The victims of human trafficking are often not cooperative because they think of law enforcement as the enemy and may even want to defend their abuser, Bowers said.

The best tool to reach victims is with therapeutic communication, but the key to ending trafficking for good is by engaging men, because men make up the majority of those who buy trafficking victims, Quin said.

SKCAT, one of eight coalitions in the state that works to end human trafficking, will be working with Christ the King Church on a program called Illusions, aimed at men and boys to talk about expectations set by pornography, Kersten said.

The organization is also working on the Deceptions Program, which has been instituted in the Anacortes School District.
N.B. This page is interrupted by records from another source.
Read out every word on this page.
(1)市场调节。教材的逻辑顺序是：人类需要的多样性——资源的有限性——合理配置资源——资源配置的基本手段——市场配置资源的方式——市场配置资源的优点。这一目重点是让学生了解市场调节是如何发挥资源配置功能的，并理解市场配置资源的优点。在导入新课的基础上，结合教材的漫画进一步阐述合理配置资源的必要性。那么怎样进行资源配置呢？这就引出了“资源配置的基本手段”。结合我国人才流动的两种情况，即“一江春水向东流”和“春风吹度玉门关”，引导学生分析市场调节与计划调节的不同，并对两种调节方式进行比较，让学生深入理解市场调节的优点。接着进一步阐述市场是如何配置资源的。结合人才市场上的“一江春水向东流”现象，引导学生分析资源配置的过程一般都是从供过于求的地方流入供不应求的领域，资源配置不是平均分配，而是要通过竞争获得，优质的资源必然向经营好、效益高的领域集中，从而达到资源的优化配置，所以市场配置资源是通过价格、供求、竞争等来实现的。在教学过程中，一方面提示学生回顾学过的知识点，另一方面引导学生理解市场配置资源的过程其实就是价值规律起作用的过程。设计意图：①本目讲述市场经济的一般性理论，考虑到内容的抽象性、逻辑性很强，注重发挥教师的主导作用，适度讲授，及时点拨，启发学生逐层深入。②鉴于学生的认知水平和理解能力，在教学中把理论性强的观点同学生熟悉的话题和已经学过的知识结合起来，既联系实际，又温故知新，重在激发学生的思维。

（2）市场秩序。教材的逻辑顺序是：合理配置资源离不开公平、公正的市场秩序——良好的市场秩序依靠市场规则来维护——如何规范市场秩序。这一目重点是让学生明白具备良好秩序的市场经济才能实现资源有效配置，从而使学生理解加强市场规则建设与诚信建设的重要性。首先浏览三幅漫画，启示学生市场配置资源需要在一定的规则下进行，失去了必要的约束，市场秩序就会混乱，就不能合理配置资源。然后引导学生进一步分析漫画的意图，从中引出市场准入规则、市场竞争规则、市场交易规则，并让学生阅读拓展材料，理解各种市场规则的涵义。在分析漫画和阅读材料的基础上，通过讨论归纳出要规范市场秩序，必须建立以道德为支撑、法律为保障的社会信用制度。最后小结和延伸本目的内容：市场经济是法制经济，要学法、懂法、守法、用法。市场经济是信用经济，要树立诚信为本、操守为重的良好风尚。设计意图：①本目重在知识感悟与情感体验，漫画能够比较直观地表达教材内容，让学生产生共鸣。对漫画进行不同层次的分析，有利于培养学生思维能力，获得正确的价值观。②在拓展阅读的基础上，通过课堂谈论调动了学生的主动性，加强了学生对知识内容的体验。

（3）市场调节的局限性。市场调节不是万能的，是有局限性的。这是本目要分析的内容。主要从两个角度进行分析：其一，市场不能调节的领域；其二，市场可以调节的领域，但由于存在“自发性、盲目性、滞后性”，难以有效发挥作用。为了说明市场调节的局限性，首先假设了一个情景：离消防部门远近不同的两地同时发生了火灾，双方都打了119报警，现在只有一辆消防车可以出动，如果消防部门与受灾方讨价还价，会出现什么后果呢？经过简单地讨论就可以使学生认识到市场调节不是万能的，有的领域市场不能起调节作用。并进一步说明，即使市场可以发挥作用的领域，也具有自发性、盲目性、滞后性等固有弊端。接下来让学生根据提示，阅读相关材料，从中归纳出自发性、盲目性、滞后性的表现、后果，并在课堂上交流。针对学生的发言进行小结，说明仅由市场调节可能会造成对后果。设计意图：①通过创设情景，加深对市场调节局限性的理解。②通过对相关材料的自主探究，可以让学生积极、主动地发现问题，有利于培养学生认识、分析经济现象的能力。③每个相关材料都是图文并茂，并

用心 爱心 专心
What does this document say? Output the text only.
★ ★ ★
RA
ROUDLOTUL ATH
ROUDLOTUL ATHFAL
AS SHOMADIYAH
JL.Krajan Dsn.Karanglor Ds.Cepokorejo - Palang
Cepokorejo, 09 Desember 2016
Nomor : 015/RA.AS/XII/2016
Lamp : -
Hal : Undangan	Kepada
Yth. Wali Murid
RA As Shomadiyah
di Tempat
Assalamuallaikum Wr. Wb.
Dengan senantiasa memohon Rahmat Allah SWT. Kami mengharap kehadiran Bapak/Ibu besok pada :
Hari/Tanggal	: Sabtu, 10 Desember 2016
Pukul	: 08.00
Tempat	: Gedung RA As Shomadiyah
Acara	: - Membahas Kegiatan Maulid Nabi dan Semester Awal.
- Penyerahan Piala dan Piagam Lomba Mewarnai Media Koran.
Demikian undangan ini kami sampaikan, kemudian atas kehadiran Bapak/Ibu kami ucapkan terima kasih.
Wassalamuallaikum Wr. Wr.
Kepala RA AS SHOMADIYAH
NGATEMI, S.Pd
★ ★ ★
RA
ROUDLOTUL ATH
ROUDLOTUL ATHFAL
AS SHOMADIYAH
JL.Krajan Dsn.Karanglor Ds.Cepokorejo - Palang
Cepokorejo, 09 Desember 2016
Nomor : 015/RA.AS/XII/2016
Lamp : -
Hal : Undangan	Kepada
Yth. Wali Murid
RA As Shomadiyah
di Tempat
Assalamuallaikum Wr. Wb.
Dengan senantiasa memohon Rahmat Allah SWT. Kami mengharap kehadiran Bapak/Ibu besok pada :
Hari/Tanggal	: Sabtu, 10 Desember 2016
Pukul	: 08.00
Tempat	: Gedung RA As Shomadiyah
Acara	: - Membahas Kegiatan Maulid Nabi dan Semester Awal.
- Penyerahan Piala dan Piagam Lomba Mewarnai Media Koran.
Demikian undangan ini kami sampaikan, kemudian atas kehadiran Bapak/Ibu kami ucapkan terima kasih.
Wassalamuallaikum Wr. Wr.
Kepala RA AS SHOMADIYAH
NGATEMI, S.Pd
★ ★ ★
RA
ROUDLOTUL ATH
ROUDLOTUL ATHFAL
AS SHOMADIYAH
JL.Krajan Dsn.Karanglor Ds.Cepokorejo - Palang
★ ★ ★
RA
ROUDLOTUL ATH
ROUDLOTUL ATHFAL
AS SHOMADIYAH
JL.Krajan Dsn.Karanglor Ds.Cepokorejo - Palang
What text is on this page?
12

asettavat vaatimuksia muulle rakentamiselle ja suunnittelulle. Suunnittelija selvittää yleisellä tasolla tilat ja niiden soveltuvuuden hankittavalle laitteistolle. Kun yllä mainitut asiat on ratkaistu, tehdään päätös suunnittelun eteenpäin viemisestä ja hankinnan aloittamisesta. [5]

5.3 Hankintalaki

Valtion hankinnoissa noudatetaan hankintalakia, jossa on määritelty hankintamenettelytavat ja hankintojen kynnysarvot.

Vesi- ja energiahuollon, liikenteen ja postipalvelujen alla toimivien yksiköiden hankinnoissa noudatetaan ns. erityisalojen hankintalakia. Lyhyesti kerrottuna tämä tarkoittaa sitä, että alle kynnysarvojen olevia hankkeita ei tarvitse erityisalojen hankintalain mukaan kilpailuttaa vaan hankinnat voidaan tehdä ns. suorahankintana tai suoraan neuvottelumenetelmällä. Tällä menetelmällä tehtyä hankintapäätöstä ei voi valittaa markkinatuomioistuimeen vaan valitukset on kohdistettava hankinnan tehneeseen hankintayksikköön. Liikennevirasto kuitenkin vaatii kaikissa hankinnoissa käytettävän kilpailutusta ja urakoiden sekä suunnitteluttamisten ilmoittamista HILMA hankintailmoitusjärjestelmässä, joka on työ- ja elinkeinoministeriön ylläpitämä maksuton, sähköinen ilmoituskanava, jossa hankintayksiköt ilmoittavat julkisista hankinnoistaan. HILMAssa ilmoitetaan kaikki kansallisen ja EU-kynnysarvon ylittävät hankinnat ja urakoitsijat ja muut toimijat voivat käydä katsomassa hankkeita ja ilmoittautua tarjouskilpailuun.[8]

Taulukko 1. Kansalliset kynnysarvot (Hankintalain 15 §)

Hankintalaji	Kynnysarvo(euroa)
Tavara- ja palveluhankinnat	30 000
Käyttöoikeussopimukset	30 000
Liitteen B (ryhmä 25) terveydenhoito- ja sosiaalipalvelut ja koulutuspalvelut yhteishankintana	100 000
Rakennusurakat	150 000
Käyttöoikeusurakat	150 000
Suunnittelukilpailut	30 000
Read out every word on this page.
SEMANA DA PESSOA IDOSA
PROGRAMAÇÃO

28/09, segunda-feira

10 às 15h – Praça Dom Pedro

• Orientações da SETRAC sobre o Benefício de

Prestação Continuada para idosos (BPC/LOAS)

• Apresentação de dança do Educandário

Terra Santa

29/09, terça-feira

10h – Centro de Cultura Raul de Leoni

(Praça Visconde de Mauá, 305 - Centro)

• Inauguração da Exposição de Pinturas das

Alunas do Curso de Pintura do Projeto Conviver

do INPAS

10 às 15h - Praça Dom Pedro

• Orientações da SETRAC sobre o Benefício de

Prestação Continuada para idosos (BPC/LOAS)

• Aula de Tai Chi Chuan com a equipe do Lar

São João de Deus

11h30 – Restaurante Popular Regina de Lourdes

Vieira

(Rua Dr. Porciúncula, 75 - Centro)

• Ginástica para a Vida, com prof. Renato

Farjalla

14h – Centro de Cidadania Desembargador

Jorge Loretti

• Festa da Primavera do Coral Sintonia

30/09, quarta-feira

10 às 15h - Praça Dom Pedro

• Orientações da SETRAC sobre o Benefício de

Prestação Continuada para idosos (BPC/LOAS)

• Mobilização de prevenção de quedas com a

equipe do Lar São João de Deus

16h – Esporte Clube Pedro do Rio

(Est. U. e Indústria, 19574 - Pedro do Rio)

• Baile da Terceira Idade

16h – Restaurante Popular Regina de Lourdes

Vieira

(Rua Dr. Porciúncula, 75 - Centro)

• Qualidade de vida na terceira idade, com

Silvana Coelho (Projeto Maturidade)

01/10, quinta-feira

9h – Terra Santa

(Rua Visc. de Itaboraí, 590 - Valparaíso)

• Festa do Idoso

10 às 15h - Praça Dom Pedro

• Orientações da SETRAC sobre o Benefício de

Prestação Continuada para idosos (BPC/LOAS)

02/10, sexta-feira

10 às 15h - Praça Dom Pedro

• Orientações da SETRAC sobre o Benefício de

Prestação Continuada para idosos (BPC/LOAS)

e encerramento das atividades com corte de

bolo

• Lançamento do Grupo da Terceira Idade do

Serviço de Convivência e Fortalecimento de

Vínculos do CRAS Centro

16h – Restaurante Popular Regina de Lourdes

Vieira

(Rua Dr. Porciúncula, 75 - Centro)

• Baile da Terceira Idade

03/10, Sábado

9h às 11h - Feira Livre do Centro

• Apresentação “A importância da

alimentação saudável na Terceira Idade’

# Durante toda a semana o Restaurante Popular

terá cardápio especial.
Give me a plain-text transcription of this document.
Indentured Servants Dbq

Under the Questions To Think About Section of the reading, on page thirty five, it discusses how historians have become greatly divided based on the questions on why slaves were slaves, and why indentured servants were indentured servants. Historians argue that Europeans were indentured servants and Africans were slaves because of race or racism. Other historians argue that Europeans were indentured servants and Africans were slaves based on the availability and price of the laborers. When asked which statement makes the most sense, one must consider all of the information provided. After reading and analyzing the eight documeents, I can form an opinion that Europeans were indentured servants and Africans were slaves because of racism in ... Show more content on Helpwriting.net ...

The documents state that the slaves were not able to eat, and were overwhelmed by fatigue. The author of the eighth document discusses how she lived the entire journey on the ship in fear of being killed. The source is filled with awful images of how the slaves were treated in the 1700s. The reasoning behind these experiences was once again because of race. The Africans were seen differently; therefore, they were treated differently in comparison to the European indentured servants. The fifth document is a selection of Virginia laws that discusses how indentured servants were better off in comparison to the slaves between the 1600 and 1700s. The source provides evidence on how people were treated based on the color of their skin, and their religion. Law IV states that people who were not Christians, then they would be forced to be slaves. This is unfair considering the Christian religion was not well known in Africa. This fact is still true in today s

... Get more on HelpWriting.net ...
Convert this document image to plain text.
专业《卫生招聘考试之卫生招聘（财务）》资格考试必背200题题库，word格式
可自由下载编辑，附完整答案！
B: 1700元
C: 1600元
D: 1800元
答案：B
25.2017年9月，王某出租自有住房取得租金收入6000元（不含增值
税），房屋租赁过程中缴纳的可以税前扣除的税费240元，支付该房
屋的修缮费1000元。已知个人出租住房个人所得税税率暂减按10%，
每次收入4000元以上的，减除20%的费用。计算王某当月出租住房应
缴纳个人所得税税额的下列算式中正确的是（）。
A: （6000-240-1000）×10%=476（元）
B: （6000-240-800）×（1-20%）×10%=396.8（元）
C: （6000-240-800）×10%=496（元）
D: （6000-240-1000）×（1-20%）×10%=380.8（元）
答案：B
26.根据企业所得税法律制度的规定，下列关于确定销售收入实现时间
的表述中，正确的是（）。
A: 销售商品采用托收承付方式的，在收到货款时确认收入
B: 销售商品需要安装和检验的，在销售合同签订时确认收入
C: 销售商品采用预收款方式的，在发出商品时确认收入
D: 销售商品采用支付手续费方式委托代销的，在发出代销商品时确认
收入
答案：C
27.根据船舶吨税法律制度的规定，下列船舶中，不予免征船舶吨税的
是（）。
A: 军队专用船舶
The program teaches students what to look for when interacting with others both online and off, and tells students how to monitor their online privacy.

“One of the highest priorities for SKCAT is helping to make kids aware of the risk,” Kersten said. “Our next step is to try to implement this program in the county’s other school districts.”

Those who wish to help end human trafficking should join a local organization dedicated to the cause, Quin said.

Victims of trafficking need help from multiple agencies to get out of that life for good and can benefit from job training, housing assistance, tattoo removal, drug counseling and therapy, she said.

“It’s not enough to just wring your hands,” Quin said. “If you want to end human trafficking, take action and do something.”